# Mini challenge - NPM3D

## Imports

In [1]:
from datetime import datetime

import numpy as np
from lightgbm import LGBMClassifier
from sklearn.ensemble import RandomForestClassifier
from sklearn.metrics import jaccard_score, ConfusionMatrixDisplay, accuracy_score
from xgboost import XGBClassifier

from src import FeaturesExtractor, timeit, checkpoint

In [2]:
# paths of the training and test files
training_path = "./data/training"
test_path = "./data/test"

In [3]:
features_extractor = FeaturesExtractor()

## Pipelines

In [4]:
@timeit
def save_prediction(
    clf,
    test_path: str,
    file_path: str = f"submissions/feat-{datetime.now().strftime('%Y_%m_%d-%H_%M')}.txt",
):
    timer = checkpoint()
    test_features = features_extractor.extract_features_no_label(test_path)
    timer("Time spent computing test features")

    predictions = clf.predict(test_features)
    timer("Time spent on test prediction")

    assert predictions.shape[0] == 3079187, "Incorrect number of predictions"

    np.savetxt(
        file_path,
        predictions,
        fmt="%d",
    )
    timer(f"Time spent writing results on {file_path}")

In [5]:
@timeit
def test(clf, test_features: np.ndarray, test_labels: np.ndarray) -> None:
    prediction = clf.predict(test_features)
    print(f"Accuracy:      {accuracy_score(test_labels, prediction):.4f}")
    print(
        f"Jaccard score: {jaccard_score(test_labels, prediction, average='micro')}:.4f"
    )
    ConfusionMatrixDisplay.from_predictions(test_labels, prediction)

## Model selection

In [6]:
def choose_model(model_name: str):
    if model_name == "sklearn":
        return RandomForestClassifier()
    elif model_name == "lgbm":
        return LGBMClassifier()
    elif model_name == "xgboost":
        return XGBClassifier()
    else:
        raise ValueError("Incorrect model name passed")

In [7]:
model = "lgbm"  # @param
clf = choose_model(model)

## Experiments

In [8]:
%%time
(
    train_features,
    train_labels,
    test_features,
    test_labels,
) = features_extractor.extract_features(training_path, "MiniLille1.ply")

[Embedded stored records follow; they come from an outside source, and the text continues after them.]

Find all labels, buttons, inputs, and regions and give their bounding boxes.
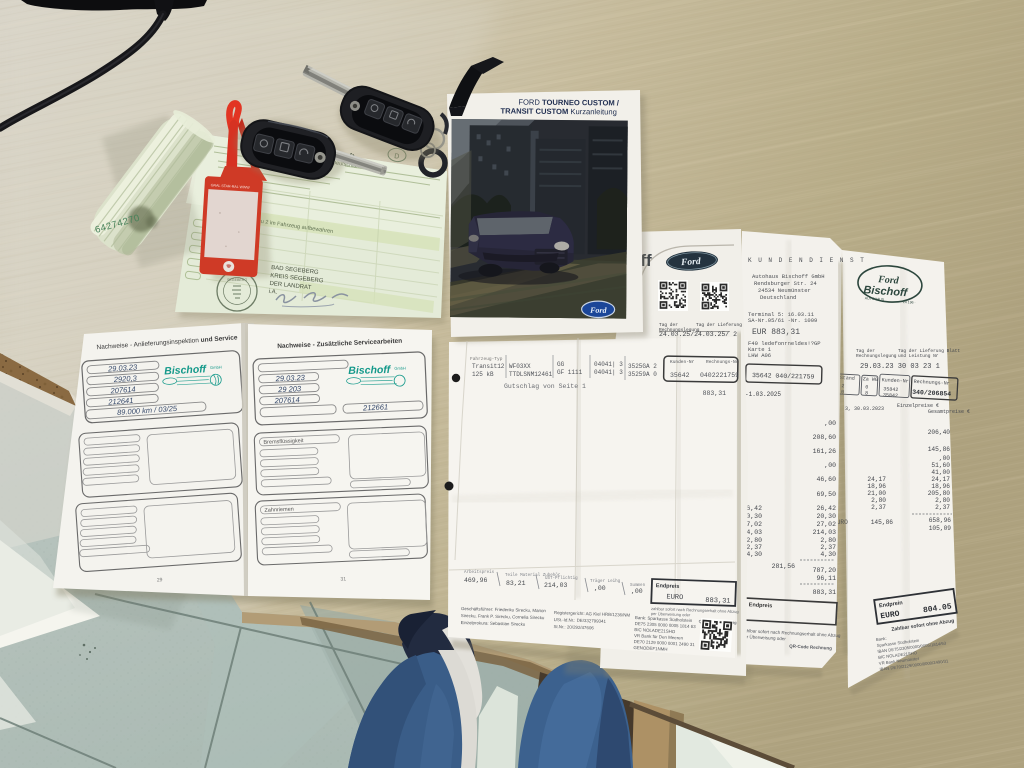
svg-text:2920,3: 2920,3 — [112, 373, 137, 384]
svg-text:EURO: EURO — [666, 594, 683, 603]
svg-text:SA-Nr.05/61 -Nr. 1009: SA-Nr.05/61 -Nr. 1009 — [748, 317, 817, 324]
svg-text:WF03XX: WF03XX — [509, 363, 531, 370]
svg-text:04041| 3: 04041| 3 — [594, 369, 623, 376]
svg-text:883,31: 883,31 — [813, 589, 837, 596]
svg-text:20,30: 20,30 — [816, 513, 836, 520]
svg-text:4,30: 4,30 — [820, 551, 836, 558]
svg-text:,00: ,00 — [824, 462, 836, 469]
svg-text:Kunden-Nr: Kunden-Nr — [670, 359, 695, 365]
svg-text:161,26: 161,26 — [813, 448, 837, 455]
svg-text:Za WG: Za WG — [863, 376, 878, 383]
svg-text:Zahnriemen: Zahnriemen — [264, 507, 294, 514]
svg-text:207614: 207614 — [109, 385, 136, 396]
svg-text:Tag der Lieferung: Tag der Lieferung — [696, 322, 742, 328]
svg-text:2,80: 2,80 — [820, 537, 836, 544]
svg-text:83,21: 83,21 — [506, 580, 526, 587]
svg-text:35842: 35842 — [883, 392, 898, 399]
svg-text:212641: 212641 — [107, 396, 134, 407]
svg-text:2,37: 2,37 — [746, 544, 762, 551]
svg-text:35259A 0: 35259A 0 — [628, 371, 657, 378]
svg-text:,00: ,00 — [631, 588, 643, 595]
svg-text:Endpreis: Endpreis — [656, 583, 680, 590]
svg-text:69,50: 69,50 — [816, 491, 836, 498]
svg-text:24,17: 24,17 — [931, 476, 950, 483]
svg-text:24,17: 24,17 — [867, 476, 886, 483]
svg-text:24.03.25/24.03.25/ 2: 24.03.25/24.03.25/ 2 — [659, 331, 737, 338]
svg-text:125 kB: 125 kB — [472, 371, 494, 378]
svg-text:212661: 212661 — [362, 402, 388, 412]
svg-text:Rechnungs-Nr: Rechnungs-Nr — [706, 359, 739, 365]
svg-text:21,00: 21,00 — [867, 490, 886, 497]
svg-text:4,30: 4,30 — [746, 551, 762, 558]
svg-text:883,31: 883,31 — [703, 390, 727, 397]
svg-text:26,42: 26,42 — [816, 505, 836, 512]
svg-text:29 203: 29 203 — [277, 384, 302, 394]
svg-text:GG: GG — [557, 361, 565, 368]
svg-text:4,03: 4,03 — [746, 529, 762, 536]
svg-text:2,37: 2,37 — [820, 544, 836, 551]
svg-text:205,80: 205,80 — [928, 490, 951, 497]
svg-text:TRANSIT CUSTOM Kurzanleitung: TRANSIT CUSTOM Kurzanleitung — [500, 106, 616, 116]
svg-text:,00: ,00 — [824, 420, 836, 427]
svg-text:-1.03.2025: -1.03.2025 — [745, 391, 781, 398]
svg-text:GF 1111: GF 1111 — [557, 369, 583, 376]
svg-text:51,60: 51,60 — [931, 462, 950, 469]
svg-text:2,80: 2,80 — [935, 497, 950, 504]
svg-text:29: 29 — [157, 577, 163, 583]
svg-text:3, 30.03.2023: 3, 30.03.2023 — [845, 406, 884, 412]
svg-text:Bischoff: Bischoff — [164, 363, 208, 377]
svg-text:208,60: 208,60 — [813, 434, 837, 441]
svg-text:46,60: 46,60 — [816, 476, 836, 483]
svg-text:i.A.: i.A. — [268, 289, 278, 296]
svg-text:,00: ,00 — [594, 585, 606, 592]
svg-text:214,03: 214,03 — [544, 582, 568, 589]
svg-text:207614: 207614 — [273, 395, 299, 405]
svg-text:96,11: 96,11 — [816, 575, 836, 582]
svg-text:2,37: 2,37 — [871, 504, 886, 511]
svg-text:2,37: 2,37 — [935, 504, 950, 511]
svg-text:35642: 35642 — [670, 372, 690, 379]
svg-text:31: 31 — [340, 576, 346, 582]
svg-text:Transit12: Transit12 — [472, 363, 505, 370]
svg-text:27,02: 27,02 — [816, 521, 836, 528]
svg-text:Bischoff: Bischoff — [348, 364, 392, 377]
svg-text:UST-Pflichtig: UST-Pflichtig — [545, 576, 578, 581]
svg-text:Fahrzeug-Typ: Fahrzeug-Typ — [470, 356, 503, 362]
svg-text:469,96: 469,96 — [464, 577, 488, 584]
svg-text:Rechnungslegung: Rechnungslegung — [856, 353, 897, 359]
svg-text:Endpreis: Endpreis — [749, 602, 773, 609]
svg-text:658,96: 658,96 — [929, 517, 952, 524]
svg-text:18,96: 18,96 — [931, 483, 950, 490]
svg-text:04041| 3: 04041| 3 — [594, 361, 623, 368]
svg-text:Gesamtpreise €: Gesamtpreise € — [928, 409, 970, 415]
svg-text:29.03.23 30 03 23 1: 29.03.23 30 03 23 1 — [860, 363, 940, 371]
svg-text:Gutschlag von Seite 1: Gutschlag von Seite 1 — [504, 383, 586, 390]
svg-text:GmbH: GmbH — [394, 365, 406, 370]
svg-text:2,80: 2,80 — [746, 537, 762, 544]
svg-text:24534 Neumünster: 24534 Neumünster — [758, 287, 811, 294]
svg-text:206,40: 206,40 — [928, 429, 951, 436]
svg-text:Ford: Ford — [680, 257, 701, 268]
svg-text:und Leistung Nr: und Leistung Nr — [898, 353, 939, 359]
svg-text:787,20: 787,20 — [813, 567, 837, 574]
svg-text:8: 8 — [865, 390, 868, 396]
svg-text:145,86: 145,86 — [928, 446, 951, 453]
svg-text:GmbH: GmbH — [210, 364, 222, 370]
svg-text:281,56: 281,56 — [772, 563, 796, 570]
svg-text:214,03: 214,03 — [813, 529, 837, 536]
svg-text:883,31: 883,31 — [705, 597, 730, 606]
svg-text:18,96: 18,96 — [867, 483, 886, 490]
svg-text:145,86: 145,86 — [871, 519, 894, 526]
svg-text:105,09: 105,09 — [929, 525, 952, 532]
svg-text:29.03.23: 29.03.23 — [274, 373, 305, 383]
svg-text:0402221759: 0402221759 — [700, 372, 739, 379]
svg-text:2,80: 2,80 — [871, 497, 886, 504]
svg-text:,00: ,00 — [939, 455, 950, 462]
svg-text:Arbeitspreis: Arbeitspreis — [464, 570, 495, 575]
svg-text:K U N D E N D I E N S T: K U N D E N D I E N S T — [748, 257, 865, 264]
svg-text:Träger Leihg: Träger Leihg — [590, 579, 621, 584]
svg-text:Ford: Ford — [589, 306, 608, 315]
svg-text:3525GA 2: 3525GA 2 — [628, 363, 657, 370]
svg-text:TTDLSNM12461: TTDLSNM12461 — [509, 371, 553, 378]
svg-text:41,00: 41,00 — [931, 469, 950, 476]
svg-text:LHW A06: LHW A06 — [748, 352, 771, 359]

Function subsample_point_cloud took 73.49 seconds
1210261 elements available for class Ground
1071599 elements available for class Building
24787 elements available for class Poles
32396 elements available for class Pedestrians
50468 elements available for class Cars
1455156 elements available for class Vegetation
Function compute_features took 5.42 seconds
Function subsample_point_cloud took 29.77 seconds
767722 elements available for class Ground
864939 elements available for class Building
5532 elements available for class Poles
0 elements available for class Pedestrians
114237 elements available for class Cars
104182 elements available for class Vegetation
Function compute_features took 2.50 seconds
Function subsample_point_cloud took 41.09 seconds
1074040 elements available for class Ground
1000935 elements available for class Building
13094 elements available for class Poles
0 elements available for class Pedestrians
96132 elements available for class Cars
261365 elements availab

In [9]:
%%time
clf.fit(train_features, train_labels)

CPU times: user 5.33 s, sys: 1.11 s, total: 6.44 s
Wall time: 3.02 s


In [None]:
test(test_features, test_labels)

In [None]:
save_prediction(clf, test_path)

Function subsample_point_cloud took 50.61 seconds


Remove ground and perform region growing + majority vote (class importance in vote can be learning).